There are 19 registered political parties. Not all of them are active, but they are recognized. So, anybody who is serious to continue with the race, if this one is stopped, which would be a tragedy of very monumental proportions, can still move on. But I think that the whole thing that is important in all this will be to secure our democracy, so that it will have meaning that is given to it. Democracy is a government of the people, by the people and for the people.

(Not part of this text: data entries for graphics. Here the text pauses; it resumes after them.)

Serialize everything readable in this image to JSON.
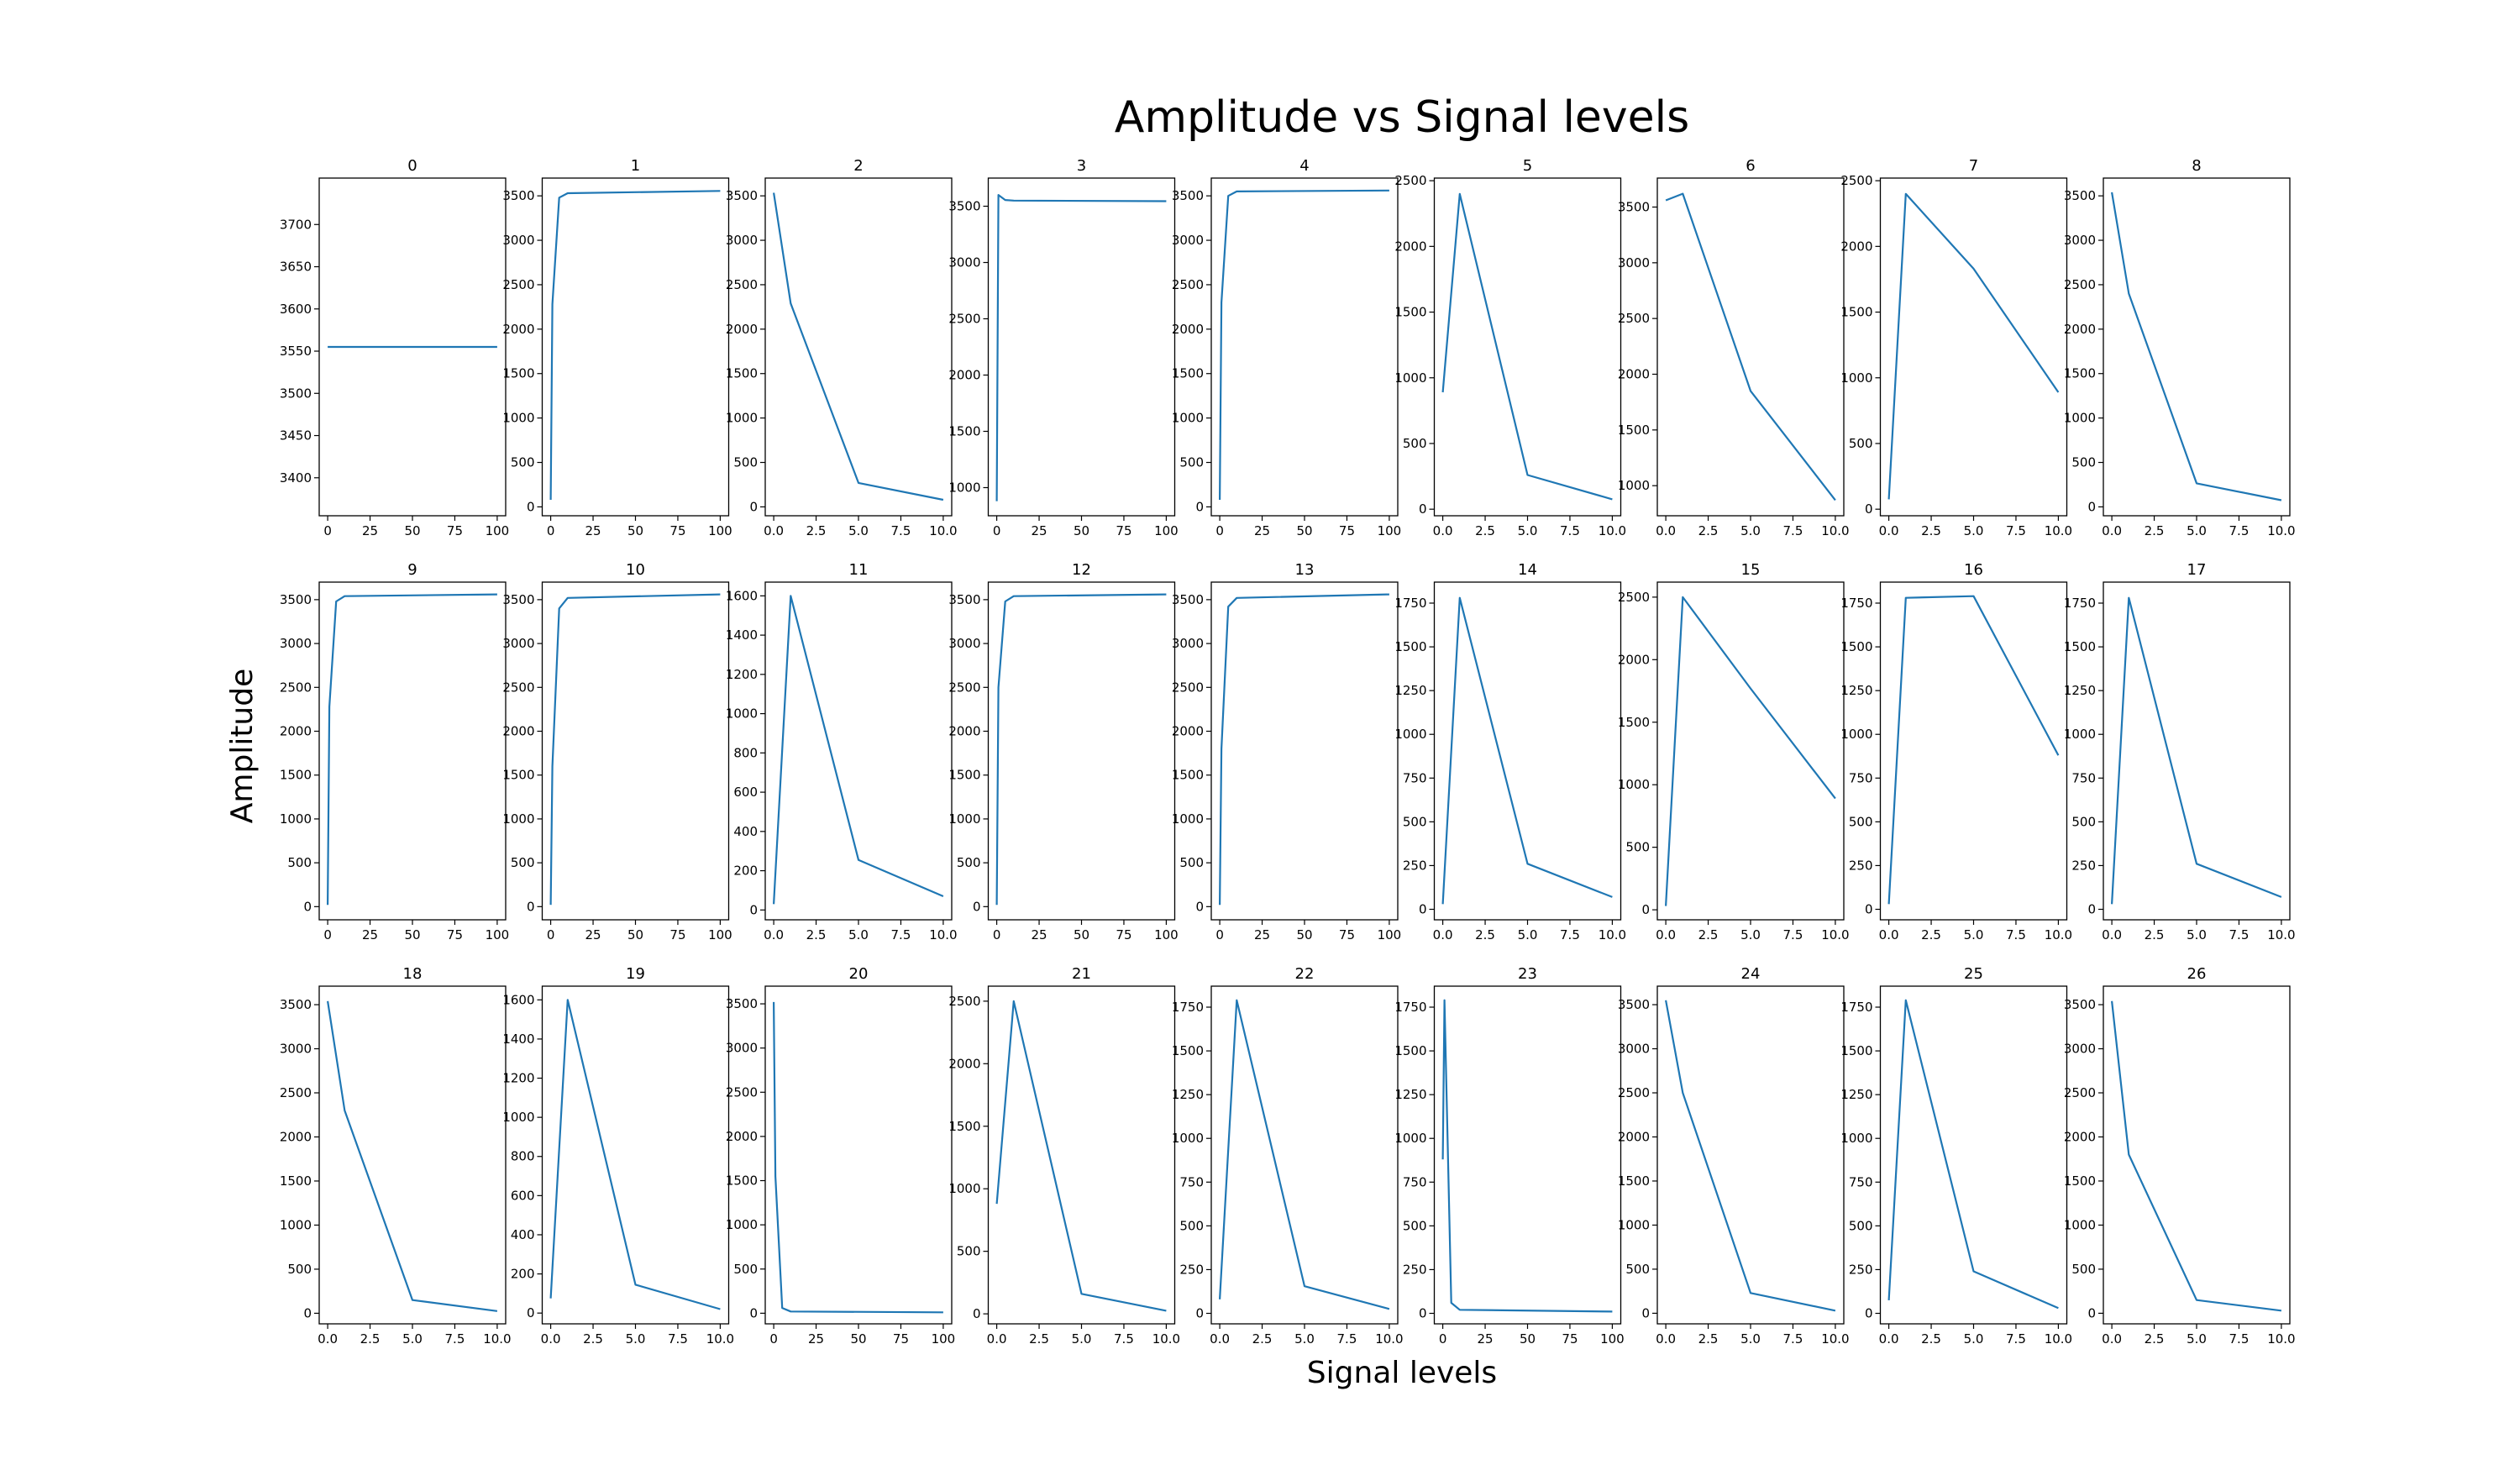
{
  "chart_data": {
    "type": "line",
    "title": "Amplitude vs Signal levels",
    "xlabel": "Signal levels",
    "ylabel": "Amplitude",
    "line_color": "#1f77b4",
    "grid": false,
    "subplots": [
      {
        "title": "0",
        "x": [
          0,
          1,
          5,
          10,
          100
        ],
        "y": [
          3555,
          3555,
          3555,
          3555,
          3555
        ],
        "xlim": [
          -5,
          105
        ],
        "ylim": [
          3355,
          3755
        ],
        "xticks": [
          0,
          25,
          50,
          75,
          100
        ],
        "yticks": [
          3400,
          3450,
          3500,
          3550,
          3600,
          3650,
          3700
        ]
      },
      {
        "title": "1",
        "x": [
          0,
          1,
          5,
          10,
          100
        ],
        "y": [
          80,
          2280,
          3480,
          3530,
          3555
        ],
        "xlim": [
          -5,
          105
        ],
        "ylim": [
          -100,
          3700
        ],
        "xticks": [
          0,
          25,
          50,
          75,
          100
        ],
        "yticks": [
          0,
          500,
          1000,
          1500,
          2000,
          2500,
          3000,
          3500
        ]
      },
      {
        "title": "2",
        "x": [
          0,
          1,
          5,
          10
        ],
        "y": [
          3535,
          2290,
          270,
          80
        ],
        "xlim": [
          -0.5,
          10.5
        ],
        "ylim": [
          -100,
          3700
        ],
        "xticks": [
          0.0,
          2.5,
          5.0,
          7.5,
          10.0
        ],
        "yticks": [
          0,
          500,
          1000,
          1500,
          2000,
          2500,
          3000,
          3500
        ]
      },
      {
        "title": "3",
        "x": [
          0,
          1,
          5,
          10,
          100
        ],
        "y": [
          880,
          3600,
          3555,
          3550,
          3545
        ],
        "xlim": [
          -5,
          105
        ],
        "ylim": [
          750,
          3750
        ],
        "xticks": [
          0,
          25,
          50,
          75,
          100
        ],
        "yticks": [
          1000,
          1500,
          2000,
          2500,
          3000,
          3500
        ]
      },
      {
        "title": "4",
        "x": [
          0,
          1,
          5,
          10,
          100
        ],
        "y": [
          80,
          2300,
          3500,
          3550,
          3560
        ],
        "xlim": [
          -5,
          105
        ],
        "ylim": [
          -100,
          3700
        ],
        "xticks": [
          0,
          25,
          50,
          75,
          100
        ],
        "yticks": [
          0,
          500,
          1000,
          1500,
          2000,
          2500,
          3000,
          3500
        ]
      },
      {
        "title": "5",
        "x": [
          0,
          1,
          5,
          10
        ],
        "y": [
          890,
          2400,
          260,
          75
        ],
        "xlim": [
          -0.5,
          10.5
        ],
        "ylim": [
          -50,
          2520
        ],
        "xticks": [
          0.0,
          2.5,
          5.0,
          7.5,
          10.0
        ],
        "yticks": [
          0,
          500,
          1000,
          1500,
          2000,
          2500
        ]
      },
      {
        "title": "6",
        "x": [
          0,
          1,
          5,
          10
        ],
        "y": [
          3560,
          3620,
          1850,
          870
        ],
        "xlim": [
          -0.5,
          10.5
        ],
        "ylim": [
          730,
          3760
        ],
        "xticks": [
          0.0,
          2.5,
          5.0,
          7.5,
          10.0
        ],
        "yticks": [
          1000,
          1500,
          2000,
          2500,
          3000,
          3500
        ]
      },
      {
        "title": "7",
        "x": [
          0,
          1,
          5,
          10
        ],
        "y": [
          75,
          2400,
          1830,
          890
        ],
        "xlim": [
          -0.5,
          10.5
        ],
        "ylim": [
          -50,
          2520
        ],
        "xticks": [
          0.0,
          2.5,
          5.0,
          7.5,
          10.0
        ],
        "yticks": [
          0,
          500,
          1000,
          1500,
          2000,
          2500
        ]
      },
      {
        "title": "8",
        "x": [
          0,
          1,
          5,
          10
        ],
        "y": [
          3540,
          2400,
          265,
          75
        ],
        "xlim": [
          -0.5,
          10.5
        ],
        "ylim": [
          -100,
          3700
        ],
        "xticks": [
          0.0,
          2.5,
          5.0,
          7.5,
          10.0
        ],
        "yticks": [
          0,
          500,
          1000,
          1500,
          2000,
          2500,
          3000,
          3500
        ]
      },
      {
        "title": "9",
        "x": [
          0,
          1,
          5,
          10,
          100
        ],
        "y": [
          20,
          2280,
          3480,
          3540,
          3560
        ],
        "xlim": [
          -5,
          105
        ],
        "ylim": [
          -150,
          3700
        ],
        "xticks": [
          0,
          25,
          50,
          75,
          100
        ],
        "yticks": [
          0,
          500,
          1000,
          1500,
          2000,
          2500,
          3000,
          3500
        ]
      },
      {
        "title": "10",
        "x": [
          0,
          1,
          5,
          10,
          100
        ],
        "y": [
          20,
          1600,
          3400,
          3520,
          3560
        ],
        "xlim": [
          -5,
          105
        ],
        "ylim": [
          -150,
          3700
        ],
        "xticks": [
          0,
          25,
          50,
          75,
          100
        ],
        "yticks": [
          0,
          500,
          1000,
          1500,
          2000,
          2500,
          3000,
          3500
        ]
      },
      {
        "title": "11",
        "x": [
          0,
          1,
          5,
          10
        ],
        "y": [
          30,
          1600,
          255,
          70
        ],
        "xlim": [
          -0.5,
          10.5
        ],
        "ylim": [
          -50,
          1670
        ],
        "xticks": [
          0.0,
          2.5,
          5.0,
          7.5,
          10.0
        ],
        "yticks": [
          0,
          200,
          400,
          600,
          800,
          1000,
          1200,
          1400,
          1600
        ]
      },
      {
        "title": "12",
        "x": [
          0,
          1,
          5,
          10,
          100
        ],
        "y": [
          20,
          2500,
          3480,
          3540,
          3560
        ],
        "xlim": [
          -5,
          105
        ],
        "ylim": [
          -150,
          3700
        ],
        "xticks": [
          0,
          25,
          50,
          75,
          100
        ],
        "yticks": [
          0,
          500,
          1000,
          1500,
          2000,
          2500,
          3000,
          3500
        ]
      },
      {
        "title": "13",
        "x": [
          0,
          1,
          5,
          10,
          100
        ],
        "y": [
          20,
          1800,
          3420,
          3520,
          3560
        ],
        "xlim": [
          -5,
          105
        ],
        "ylim": [
          -150,
          3700
        ],
        "xticks": [
          0,
          25,
          50,
          75,
          100
        ],
        "yticks": [
          0,
          500,
          1000,
          1500,
          2000,
          2500,
          3000,
          3500
        ]
      },
      {
        "title": "14",
        "x": [
          0,
          1,
          5,
          10
        ],
        "y": [
          30,
          1780,
          260,
          70
        ],
        "xlim": [
          -0.5,
          10.5
        ],
        "ylim": [
          -60,
          1870
        ],
        "xticks": [
          0.0,
          2.5,
          5.0,
          7.5,
          10.0
        ],
        "yticks": [
          0,
          250,
          500,
          750,
          1000,
          1250,
          1500,
          1750
        ]
      },
      {
        "title": "15",
        "x": [
          0,
          1,
          5,
          10
        ],
        "y": [
          30,
          2500,
          1770,
          890
        ],
        "xlim": [
          -0.5,
          10.5
        ],
        "ylim": [
          -80,
          2620
        ],
        "xticks": [
          0.0,
          2.5,
          5.0,
          7.5,
          10.0
        ],
        "yticks": [
          0,
          500,
          1000,
          1500,
          2000,
          2500
        ]
      },
      {
        "title": "16",
        "x": [
          0,
          1,
          5,
          10
        ],
        "y": [
          30,
          1780,
          1790,
          880
        ],
        "xlim": [
          -0.5,
          10.5
        ],
        "ylim": [
          -60,
          1870
        ],
        "xticks": [
          0.0,
          2.5,
          5.0,
          7.5,
          10.0
        ],
        "yticks": [
          0,
          250,
          500,
          750,
          1000,
          1250,
          1500,
          1750
        ]
      },
      {
        "title": "17",
        "x": [
          0,
          1,
          5,
          10
        ],
        "y": [
          30,
          1780,
          260,
          70
        ],
        "xlim": [
          -0.5,
          10.5
        ],
        "ylim": [
          -60,
          1870
        ],
        "xticks": [
          0.0,
          2.5,
          5.0,
          7.5,
          10.0
        ],
        "yticks": [
          0,
          250,
          500,
          750,
          1000,
          1250,
          1500,
          1750
        ]
      },
      {
        "title": "18",
        "x": [
          0,
          1,
          5,
          10
        ],
        "y": [
          3540,
          2300,
          150,
          25
        ],
        "xlim": [
          -0.5,
          10.5
        ],
        "ylim": [
          -120,
          3710
        ],
        "xticks": [
          0.0,
          2.5,
          5.0,
          7.5,
          10.0
        ],
        "yticks": [
          0,
          500,
          1000,
          1500,
          2000,
          2500,
          3000,
          3500
        ]
      },
      {
        "title": "19",
        "x": [
          0,
          1,
          5,
          10
        ],
        "y": [
          75,
          1600,
          145,
          20
        ],
        "xlim": [
          -0.5,
          10.5
        ],
        "ylim": [
          -55,
          1670
        ],
        "xticks": [
          0.0,
          2.5,
          5.0,
          7.5,
          10.0
        ],
        "yticks": [
          0,
          200,
          400,
          600,
          800,
          1000,
          1200,
          1400,
          1600
        ]
      },
      {
        "title": "20",
        "x": [
          0,
          1,
          5,
          10,
          100
        ],
        "y": [
          3520,
          1550,
          60,
          20,
          10
        ],
        "xlim": [
          -5,
          105
        ],
        "ylim": [
          -120,
          3700
        ],
        "xticks": [
          0,
          25,
          50,
          75,
          100
        ],
        "yticks": [
          0,
          500,
          1000,
          1500,
          2000,
          2500,
          3000,
          3500
        ]
      },
      {
        "title": "21",
        "x": [
          0,
          1,
          5,
          10
        ],
        "y": [
          880,
          2500,
          160,
          25
        ],
        "xlim": [
          -0.5,
          10.5
        ],
        "ylim": [
          -80,
          2620
        ],
        "xticks": [
          0.0,
          2.5,
          5.0,
          7.5,
          10.0
        ],
        "yticks": [
          0,
          500,
          1000,
          1500,
          2000,
          2500
        ]
      },
      {
        "title": "22",
        "x": [
          0,
          1,
          5,
          10
        ],
        "y": [
          80,
          1790,
          155,
          25
        ],
        "xlim": [
          -0.5,
          10.5
        ],
        "ylim": [
          -60,
          1870
        ],
        "xticks": [
          0.0,
          2.5,
          5.0,
          7.5,
          10.0
        ],
        "yticks": [
          0,
          250,
          500,
          750,
          1000,
          1250,
          1500,
          1750
        ]
      },
      {
        "title": "23",
        "x": [
          0,
          1,
          5,
          10,
          100
        ],
        "y": [
          880,
          1790,
          60,
          20,
          10
        ],
        "xlim": [
          -5,
          105
        ],
        "ylim": [
          -60,
          1870
        ],
        "xticks": [
          0,
          25,
          50,
          75,
          100
        ],
        "yticks": [
          0,
          250,
          500,
          750,
          1000,
          1250,
          1500,
          1750
        ]
      },
      {
        "title": "24",
        "x": [
          0,
          1,
          5,
          10
        ],
        "y": [
          3550,
          2500,
          230,
          30
        ],
        "xlim": [
          -0.5,
          10.5
        ],
        "ylim": [
          -120,
          3710
        ],
        "xticks": [
          0.0,
          2.5,
          5.0,
          7.5,
          10.0
        ],
        "yticks": [
          0,
          500,
          1000,
          1500,
          2000,
          2500,
          3000,
          3500
        ]
      },
      {
        "title": "25",
        "x": [
          0,
          1,
          5,
          10
        ],
        "y": [
          75,
          1790,
          240,
          30
        ],
        "xlim": [
          -0.5,
          10.5
        ],
        "ylim": [
          -60,
          1870
        ],
        "xticks": [
          0.0,
          2.5,
          5.0,
          7.5,
          10.0
        ],
        "yticks": [
          0,
          250,
          500,
          750,
          1000,
          1250,
          1500,
          1750
        ]
      },
      {
        "title": "26",
        "x": [
          0,
          1,
          5,
          10
        ],
        "y": [
          3540,
          1800,
          150,
          30
        ],
        "xlim": [
          -0.5,
          10.5
        ],
        "ylim": [
          -120,
          3710
        ],
        "xticks": [
          0.0,
          2.5,
          5.0,
          7.5,
          10.0
        ],
        "yticks": [
          0,
          500,
          1000,
          1500,
          2000,
          2500,
          3000,
          3500
        ]
      }
    ]
  }
}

And if the people are removed, because what I’m trying to see now is where the people will be denied a chance to say yes to the ruling party, to continue, or say no to them, that they want to try other people. If you foreclose that, then you don’t have democracy anymore. So, what will be agitating Nigerians will be, how do we protect this democracy? It’s not even about the presidential aspirants, what they want to be, because people are ambitious.
They want to be the people that hold the sovereignty, the power to create a government, and the power to remove a government. And if we don’t prepare the grounds for that to happen in Nigeria, it will be goodbye to democracy. So, that’s why I think the greatest thing that should concern us will be to ensure that the rule of law is upheld. If we uphold the rule of law, the seeming mess or the ongoing mess in the ADC leadership will not exist. The law will deal with it.
Then you go to the conduct of election itself. You can see that by the action of the electoral umpire, the chairman of INEC, in interpreting the status quo ante bellum, was wrong At least he’s a Senior Advocate of Nigeria. His colleagues in the bar have all disagreed with him. Senior lawyers in the bar have disagreed with him. For him to create the impression, it shows that where we are rushing to may not be an easy place to go to.